Take, for example, the recent publication of Gale’s Dictionary of Literary Biography, volume 387, on Chinese poets since 1949, which is available in print as well as database form through Gale Literature: Dictionary of Literary Biography. The year 1949 marks the beginning of the People’s Republic of China as the climax of the Communist Revolution. It would be easy to paint Chinese poetry from this period with the broad brush of conformity to state control in service to the Communist agenda. Yet, reading through this volume, I’m astonished at the diversity of viewpoints, directly contradicting the rigid uniformity that is an unfortunate stereotype of China.
The volume covers 45 major contemporary poets from the mainland as well as Hong Kong and Taiwan, composed by the leading scholars currently writing in English on modern Chinese poetry. The amazing spectrum includes poets such as Shi Zhi (b. 1948) who was one of the few to publicly produce poetry during the Cultural Revolution while carefully navigating Mao Zedong’s strict definition of culturally appropriate literature. Other mainland poets, such as Ji Xian (1913-2013), a leader of the Chinese modernist movement, refused to conform, traveling to Taiwan, where he founded the premier modernist publication Xiandai shi (Modern Poetry), which was unabashedly anti-Communist.
With the end of the Cultural Revolution in 1976 and relaxing of restrictions, a generation of youth would begin an avant-garde post-Mao poetry movement known as Menglong shi (misty or obscure poetry), a term initially considered pejorative but later embraced. This volume includes the stories of these poets, such as Bei Dao (b. 1949), who initially started writing poetry to distract himself from the monotony and despair of his life while being “reeducated” in the countryside, and who would go on to start the influential underground journal Jintian (Today). Several Jintian poets were part of the Cultural Revolution’s program to send urban educated youth to the countryside to work as manual laborers, including Mang Ke (b. 1950) and Yang Lian (b. 1955).
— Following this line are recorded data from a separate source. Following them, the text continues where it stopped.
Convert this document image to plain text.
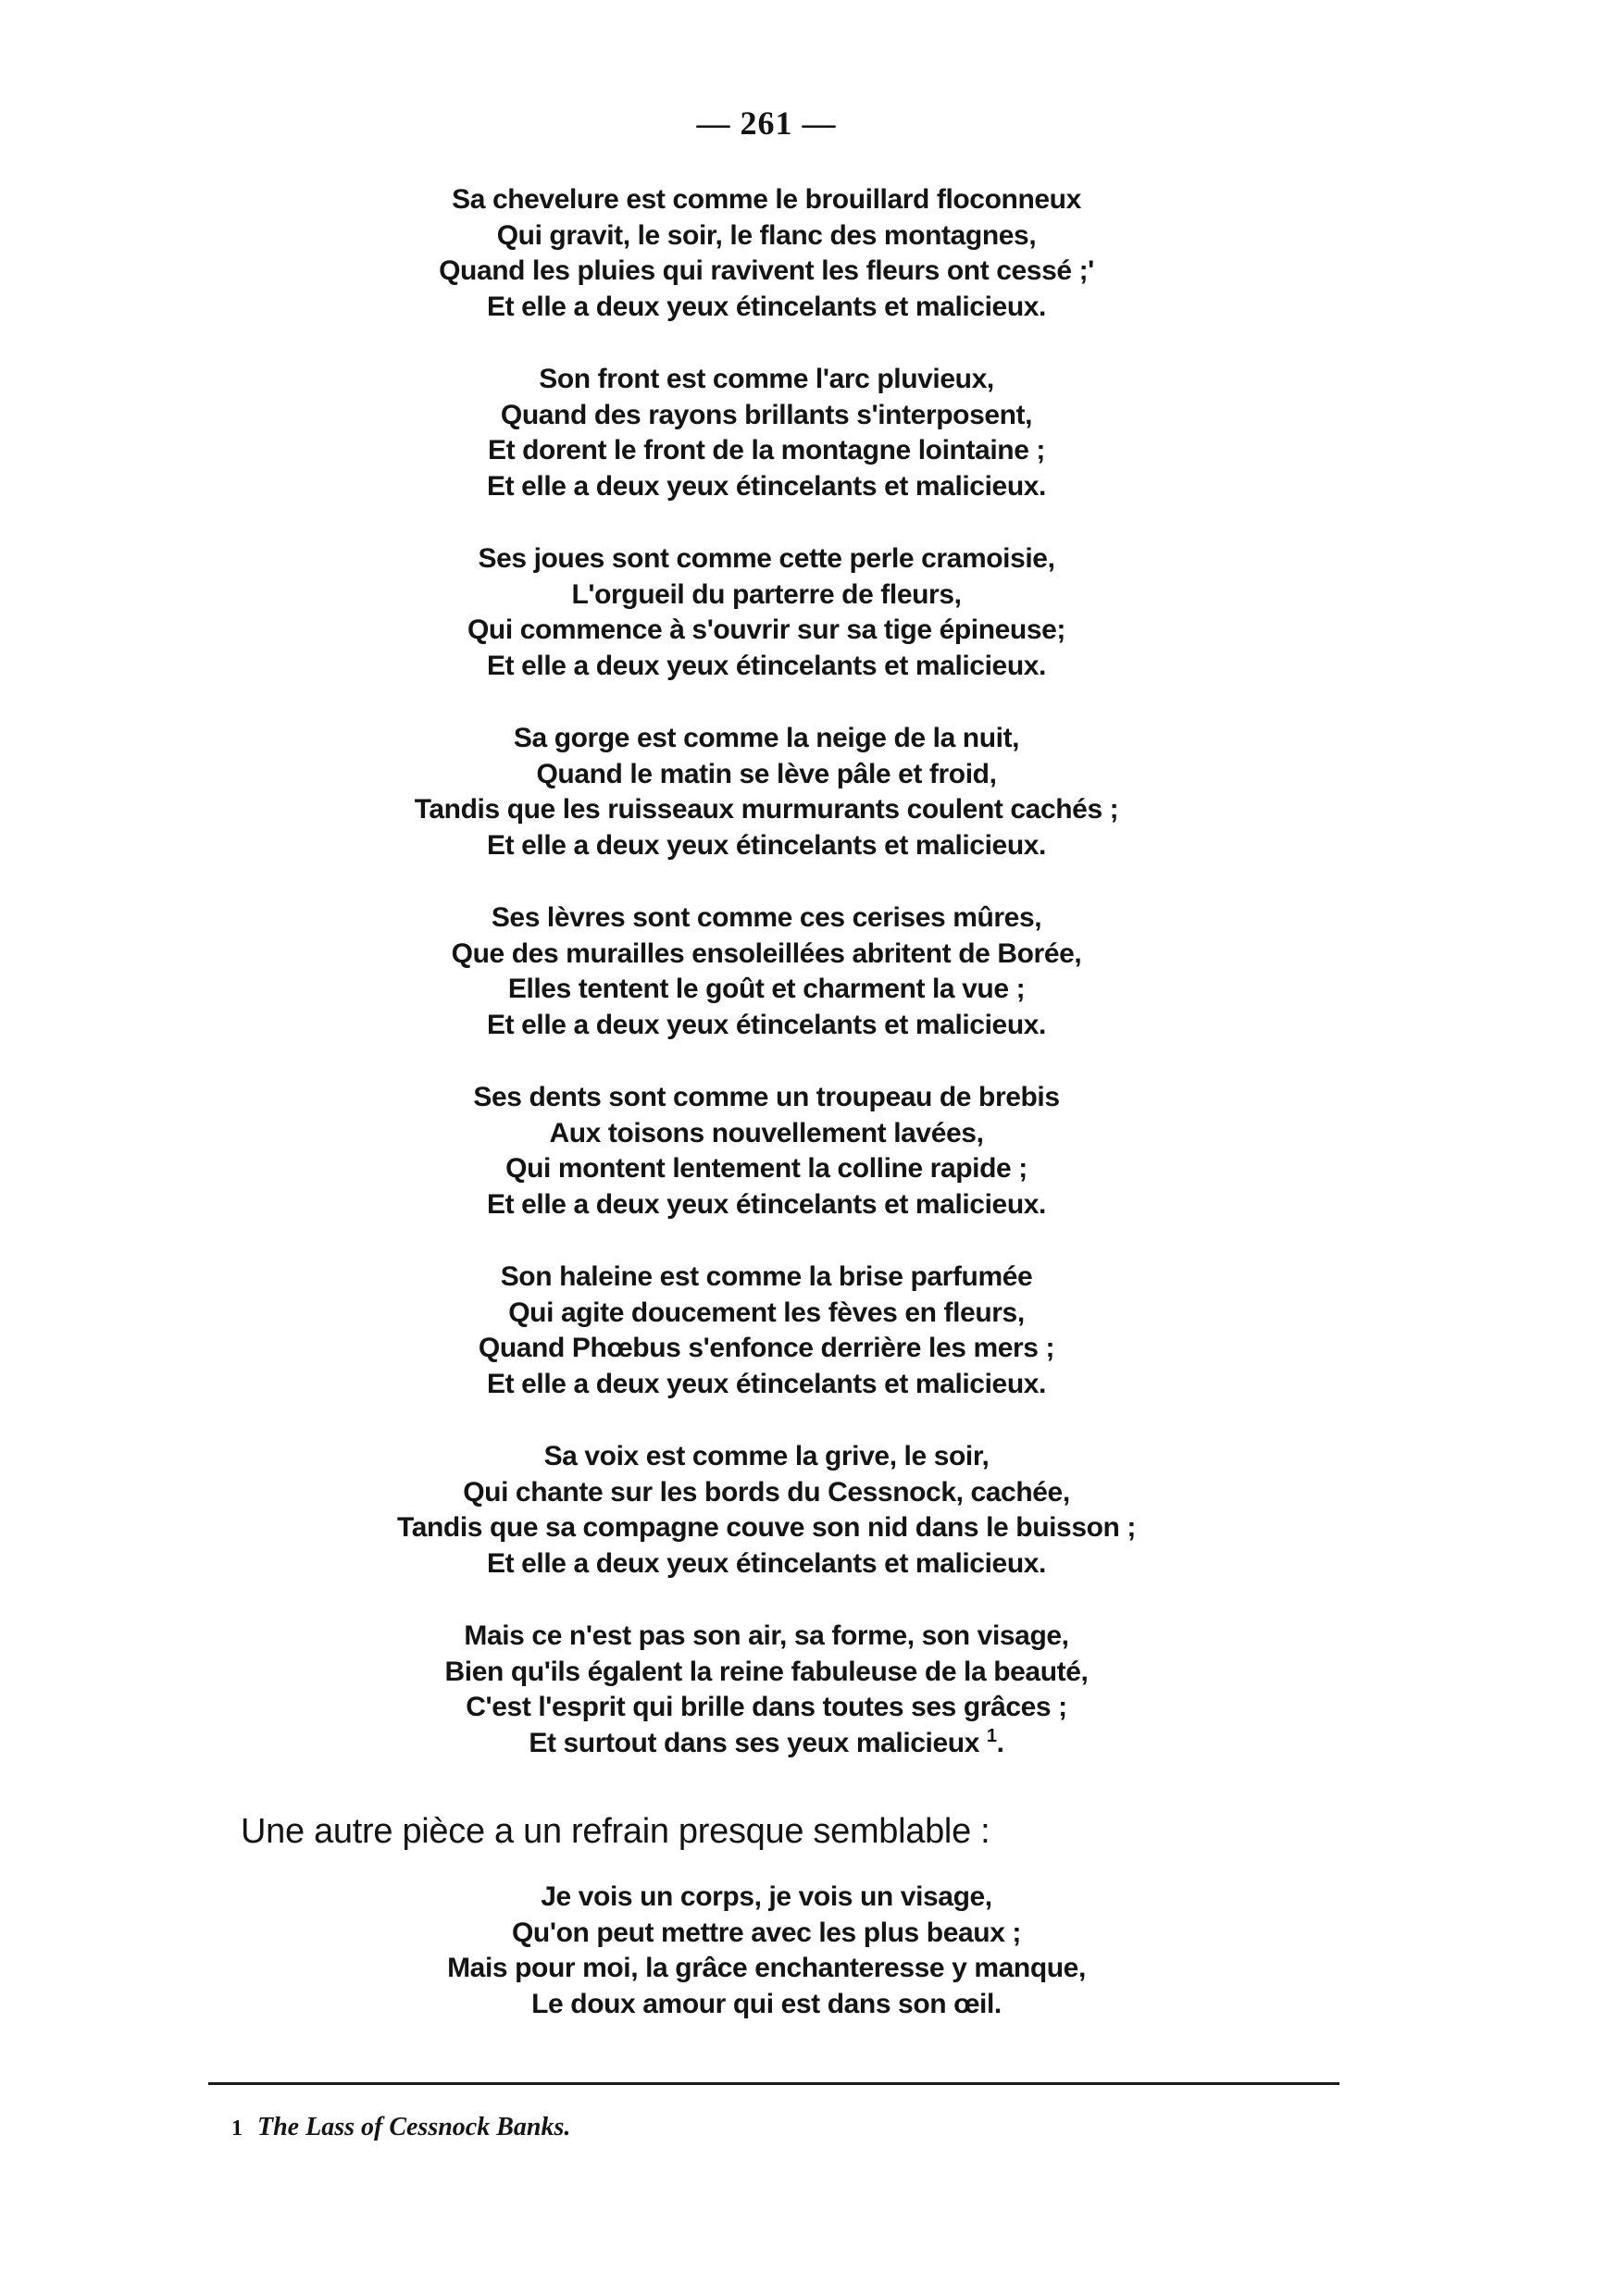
— 261 —
Sa chevelure est comme le brouillard floconneux
Qui gravit, le soir, le flanc des montagnes,
Quand les pluies qui ravivent les fleurs ont cessé ;'
Et elle a deux yeux étincelants et malicieux.
Son front est comme l'arc pluvieux,
Quand des rayons brillants s'interposent,
Et dorent le front de la montagne lointaine ;
Et elle a deux yeux étincelants et malicieux.
Ses joues sont comme cette perle cramoisie,
L'orgueil du parterre de fleurs,
Qui commence à s'ouvrir sur sa tige épineuse;
Et elle a deux yeux étincelants et malicieux.
Sa gorge est comme la neige de la nuit,
Quand le matin se lève pâle et froid,
Tandis que les ruisseaux murmurants coulent cachés ;
Et elle a deux yeux étincelants et malicieux.
Ses lèvres sont comme ces cerises mûres,
Que des murailles ensoleillées abritent de Borée,
Elles tentent le goût et charment la vue ;
Et elle a deux yeux étincelants et malicieux.
Ses dents sont comme un troupeau de brebis
Aux toisons nouvellement lavées,
Qui montent lentement la colline rapide ;
Et elle a deux yeux étincelants et malicieux.
Son haleine est comme la brise parfumée
Qui agite doucement les fèves en fleurs,
Quand Phœbus s'enfonce derrière les mers ;
Et elle a deux yeux étincelants et malicieux.
Sa voix est comme la grive, le soir,
Qui chante sur les bords du Cessnock, cachée,
Tandis que sa compagne couve son nid dans le buisson ;
Et elle a deux yeux étincelants et malicieux.
Mais ce n'est pas son air, sa forme, son visage,
Bien qu'ils égalent la reine fabuleuse de la beauté,
C'est l'esprit qui brille dans toutes ses grâces ;
Et surtout dans ses yeux malicieux $^1$.
Une autre pièce a un refrain presque semblable :
Je vois un corps, je vois un visage,
Qu'on peut mettre avec les plus beaux ;
Mais pour moi, la grâce enchanteresse y manque,
Le doux amour qui est dans son œil.
1 The Lass of Cessnock Banks.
The Third Generation poets who came after the Jintian poets wrote from a much different experience than their predecessors, although their style was also avant-garde. Major figures such as Haizi (1964-1989), Xi Chuan (b. 1963), and Lan Lan (b. 1967) came of age in a time when the cultural climate was not as restrictive; young poets were exposed to Western literature in China’s universities and benefited from the greater freedom in society. Their complex, sophisticated syntactic structures and discordant imagery stood in contrast to the Minjian shige (poetry of the people or poetry from the people) typified by the poets Yu Jian (b. 1954) and Han Dong (b. 1961), who preferred to write more accessible poetry that could be easily understood and appreciated by anyone.
In reading these biographies, I see the individuals within the larger movements: their poetic innovations, their artistic achievements, their unique career paths, their struggles, the ways they sought to define themselves as individuals in a society undergoing seismic change, the degree to which they conformed or rebelled against outside attempts to define them. Their stories are inspiring, illuminating, and sometimes heartbreaking—unique yet together providing a picture of Chinese cultural achievement in the same way that individual threads are woven together to create a colorful silk tapestry.
But, please, no pandas on my tapestry.